Seems like people are ready for 2020 baseball
Fred Hofstetter on January 12, 2020
Baseball fans are fatigued with inferior sports and are showing many of the common signs of thirst for the next MLB season.
Baseball Twitter is real worked up about people not voting for Larry Walker to get into the Hall of Fame. Photo credit.
Normal people get ordinary Seasonal Affective Disorder (SAD) in the winter. It’s gray every day. Snowing. Windy and cold. It’s hard to stay active and keep the blood pumping.
When January rolls around and baseball fans trudge their way through a 3rd full month of not-baseball, they accumulate their own disaffection.
Scroll through baseball twitter right now and you’ll find many of the common signs people are ready for baseball to return:
- Outrage over Hall of Fame voting. I’ve written before about why I couldn’t care less about baseball hall of fame voting, but it’s a big deal for a lot of people and right now apparently Larry Walker is getting the shaft.
- Arguing passionately about top X Y lists. X = a number, Y = a position.
- Less than scintillating free agent speculation. Last couple years this has actually been pretty scintillating with free agents taking longer to sign. But this year most of the big names have signed and we’re down to the change of scenery and fringe level deals.
- Halfhearted football takes. It’s the NFL playoffs and we have to scratch the sports itch somehow.
- GIFs of international play. Hilarious/perverse bat flips, brawls, etc. Sometimes just ordinary singles. It’s happening somewhere in the world and it’s comfortable to see it as a reminder of what we love here in the states.

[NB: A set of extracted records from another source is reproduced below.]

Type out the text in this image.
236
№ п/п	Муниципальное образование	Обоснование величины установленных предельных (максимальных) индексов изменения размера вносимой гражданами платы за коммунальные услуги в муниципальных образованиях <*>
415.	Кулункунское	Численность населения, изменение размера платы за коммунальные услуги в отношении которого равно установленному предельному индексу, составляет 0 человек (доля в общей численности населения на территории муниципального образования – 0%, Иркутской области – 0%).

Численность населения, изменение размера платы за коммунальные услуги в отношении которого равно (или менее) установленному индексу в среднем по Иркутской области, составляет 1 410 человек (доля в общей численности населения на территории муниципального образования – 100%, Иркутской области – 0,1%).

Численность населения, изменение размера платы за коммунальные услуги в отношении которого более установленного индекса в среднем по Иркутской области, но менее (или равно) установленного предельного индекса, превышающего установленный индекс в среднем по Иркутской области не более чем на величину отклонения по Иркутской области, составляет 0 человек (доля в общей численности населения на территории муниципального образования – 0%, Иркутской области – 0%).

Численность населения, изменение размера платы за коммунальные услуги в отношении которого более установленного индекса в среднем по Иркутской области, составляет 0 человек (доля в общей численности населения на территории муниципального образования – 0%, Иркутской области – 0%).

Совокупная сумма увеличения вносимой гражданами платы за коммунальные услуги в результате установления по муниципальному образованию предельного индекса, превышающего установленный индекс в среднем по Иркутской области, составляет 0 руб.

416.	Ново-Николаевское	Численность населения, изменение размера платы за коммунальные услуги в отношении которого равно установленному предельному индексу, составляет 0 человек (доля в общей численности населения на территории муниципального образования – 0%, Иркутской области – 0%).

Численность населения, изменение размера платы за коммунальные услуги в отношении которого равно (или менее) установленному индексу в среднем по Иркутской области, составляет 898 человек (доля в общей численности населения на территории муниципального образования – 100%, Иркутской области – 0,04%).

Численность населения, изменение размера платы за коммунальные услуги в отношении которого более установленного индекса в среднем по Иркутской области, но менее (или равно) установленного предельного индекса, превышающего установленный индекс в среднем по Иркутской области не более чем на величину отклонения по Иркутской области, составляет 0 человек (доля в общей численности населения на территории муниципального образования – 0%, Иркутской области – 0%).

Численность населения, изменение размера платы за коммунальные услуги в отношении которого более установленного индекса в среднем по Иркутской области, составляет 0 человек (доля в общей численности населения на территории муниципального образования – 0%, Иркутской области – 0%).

- Random stat guessing games. Pick the best season (with three stat lines): A, B or C. You pick C? Surprise! A and B are both Roger Clemens and C is Jamie Moyer. Or something like that. These are great.
- Official MLB twitter accounts treading water until baseball season. You know these social media teams have quotas and they’re reposting memorable clips from 2019 and getting chippy with other MLB accounts to drive up their touchpoints.
It’s not a bad thing. The offseason is healthy to re-ignite the fire of baseball passion in your belly.
Know you aren’t alone – I’m right here waiting with you.